С наибольшим совершенством выступает это смешение, как я уже сказал, в непреднамеренном, в тех маленьких анекдотах, которые он написал, не заботясь об их художественном достоинстве, и, кроме того, в замечательном автопортрете этого странного человека: в его письмах. Ни один немецкий поэт не раскрыл себя миру так, как Клейст в горсточке написанных им писем. Они, я бы сказал, несравнимы с психологическими документами Гёте и Шиллера: искренность Клейста бесконечно смелее, безудержнее, безнадежнее и безусловнее, чем бессознательно стилизованные, всегда эстетически оформленные исповеди классиков. Верный себе, Клейст и в исповеди предается излишеству: в самое жестокое самобичевание он вкладывает какую–то скрытую ноту наслаждения; он охвачен не только любовью к истине, но и лихорадочным стремлением к ней, он всегда величественно экстатичен в глубочайшей боли. Нет ничего ужаснее воплей этого сердца, и в то же время они доносятся как бы из беспредельной выси — словно трепетный крик подстреленной хищной птицы. Нет ничего величественнее того героического пафоса, с которым жалуется его одиночество. Будто слышишь мучительные вопли отравленного Филоктета, оторванного от братьев и спорящего с богами; на одиноком острове своего духа в муках самопознания, срывая с себя одежду, он является здесь в наготе, но не в бесстыдной наготе, — так является истекающий кровью, пылающий огнем, только что вырвавшийся из сражения человек. Мы слышим крик из глубочайшей глуби земной, крик истерзанного бога или затравленного зверя, и потом опять слова ужасной трезвости — слишком сильный, ослепляющий внутренний свет. Ни в одном произведении не раскрывается Клейст с такой полнотой, как в своих письмах, ни одно не обнажает так глубоко его двойственность, его изобилие и скудость, восторги и расчеты, сдержанность и страсть, пруссачество и первобытность. Может быть, в пропавшей рукописи, в «Истории моего внутреннего мира», все эти огни и молнии сливались в едином потоке света, но это произведение, которое, без сомнения, было не компромиссом «Поэзии и правды», а фанатизмом одной только правды, до нас не дошло. Здесь, как и всегда, рок замкнул Клейсту уста, запретив «невыразимому человеку» выдать свою заветную тайну, чтобы он всегда представал перед нами тенью своего демона и чтоб осталось скрытым его последнее одиночество.
ПОСЛЕДНЯЯ СВЯЗЬ
Все вещи побеждает чувство правды.
«Семейство Шроффенштейн».
В каждой драме Клейст был выразителем своей сути: в каждой явил он миру долю своего душевного пламени, претворял в образ страсть. Так, по частям, мы узнали о нем и его разладе; но его образ не попал бы в сонм бессмертных, если бы в своем бессмертном произведении он не достиг вершины: изображения всей глубины своей несвободы. В «Принце Гомбургском» с предельной гениальностью, которой судьба лишь раз одаряет художника, он возвел себя, свою изначальную движущую силу, свой жизненный конфликт в трагедию — в антиномию сдержанности и страсти. В «Пентесилее», в «Гискаре», в «Битве Арминия» лишь одно какое–нибудь стремление вторгается в драму во всей своей чрезмерности, смелым и решительным порывом в беспредельность; здесь всё превращается в целую вселенную, не единичное стремление, а весь смятенный мир стремлений; действие и противодействие, обычно сменяющиеся беспорядочно, здесь приведены к взаимодействию и равновесию. А что же такое равновесие сил, как не высшая гармония?

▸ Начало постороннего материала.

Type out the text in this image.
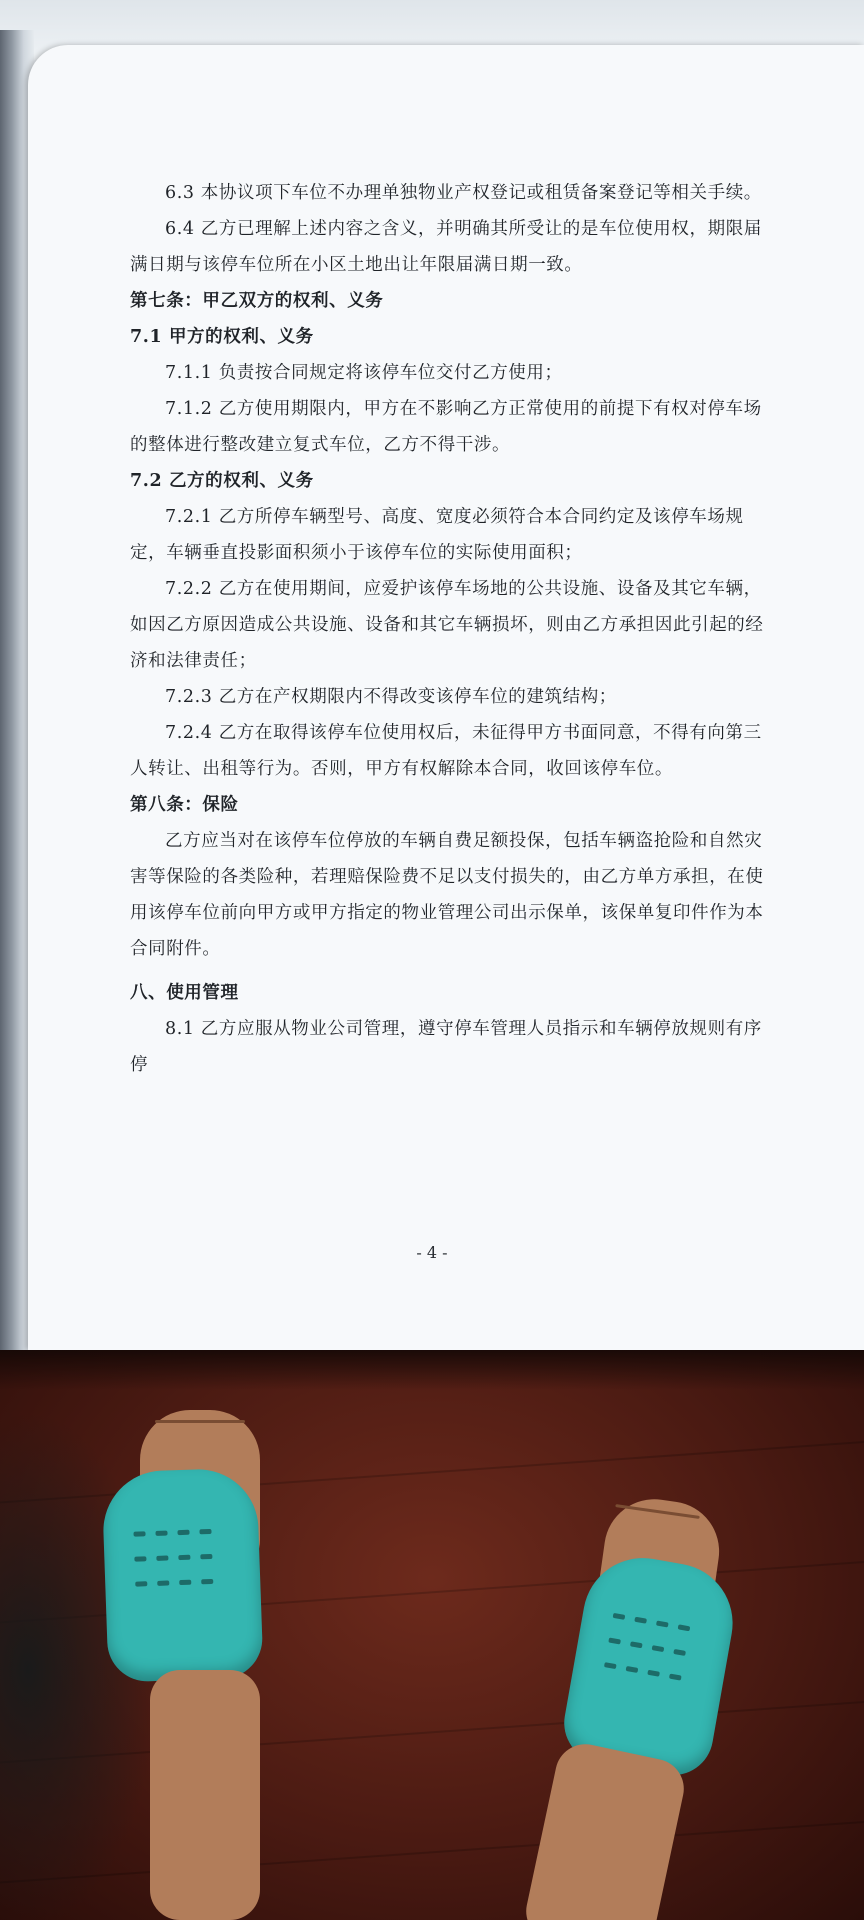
6.3 本协议项下车位不办理单独物业产权登记或租赁备案登记等相关手续。

6.4 乙方已理解上述内容之含义，并明确其所受让的是车位使用权，期限届满日期与该停车位所在小区土地出让年限届满日期一致。

第七条：甲乙双方的权利、义务

7.1 甲方的权利、义务

7.1.1 负责按合同规定将该停车位交付乙方使用；

7.1.2 乙方使用期限内，甲方在不影响乙方正常使用的前提下有权对停车场的整体进行整改建立复式车位，乙方不得干涉。

7.2 乙方的权利、义务

7.2.1 乙方所停车辆型号、高度、宽度必须符合本合同约定及该停车场规定，车辆垂直投影面积须小于该停车位的实际使用面积；

7.2.2 乙方在使用期间，应爱护该停车场地的公共设施、设备及其它车辆，如因乙方原因造成公共设施、设备和其它车辆损坏，则由乙方承担因此引起的经济和法律责任；

7.2.3 乙方在产权期限内不得改变该停车位的建筑结构；

7.2.4 乙方在取得该停车位使用权后，未征得甲方书面同意，不得有向第三人转让、出租等行为。否则，甲方有权解除本合同，收回该停车位。

第八条：保险

乙方应当对在该停车位停放的车辆自费足额投保，包括车辆盗抢险和自然灾害等保险的各类险种，若理赔保险费不足以支付损失的，由乙方单方承担，在使用该停车位前向甲方或甲方指定的物业管理公司出示保单，该保单复印件作为本合同附件。

八、使用管理

8.1 乙方应服从物业公司管理，遵守停车管理人员指示和车辆停放规则有序停

- 4 -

Искусство не знает более прекрасных мгновений, чем те, когда чрезмерность вливается в соразмерные формы, когда приходит раздающееся в сферах мгновение и на краткий миг диссонанс растворяется в благостной гармонии, когда смыкаются самые непримиримые противоречия, мимолетно касаясь друг друга устами слов и любви: чем ужаснее раздвоенность, тем величественнее это слияние, тем больше мощи в созвучии встречающихся потоков. Ни в одной немецкой драме нет такого величественного, такого полного разряда, как в клейстовском «Принце Гомбургском»: самый опустошенный из немецких поэтов (за час до самоуничтожения) дает своему народу самую совершенную трагедию, так же как Гёльдерлин за час до наступления последнего мрака — мировой музыкой звучащие орфические гимны, как Ницше накануне душевного заката — высшее опьянение ума, оргию, блеск и сверкание слова. Это таинственное предчувствие гибели непостижимо и не допускает объяснений, оно невыразимо прекрасно, как последнее голубоватое мерцание угасающего пламени.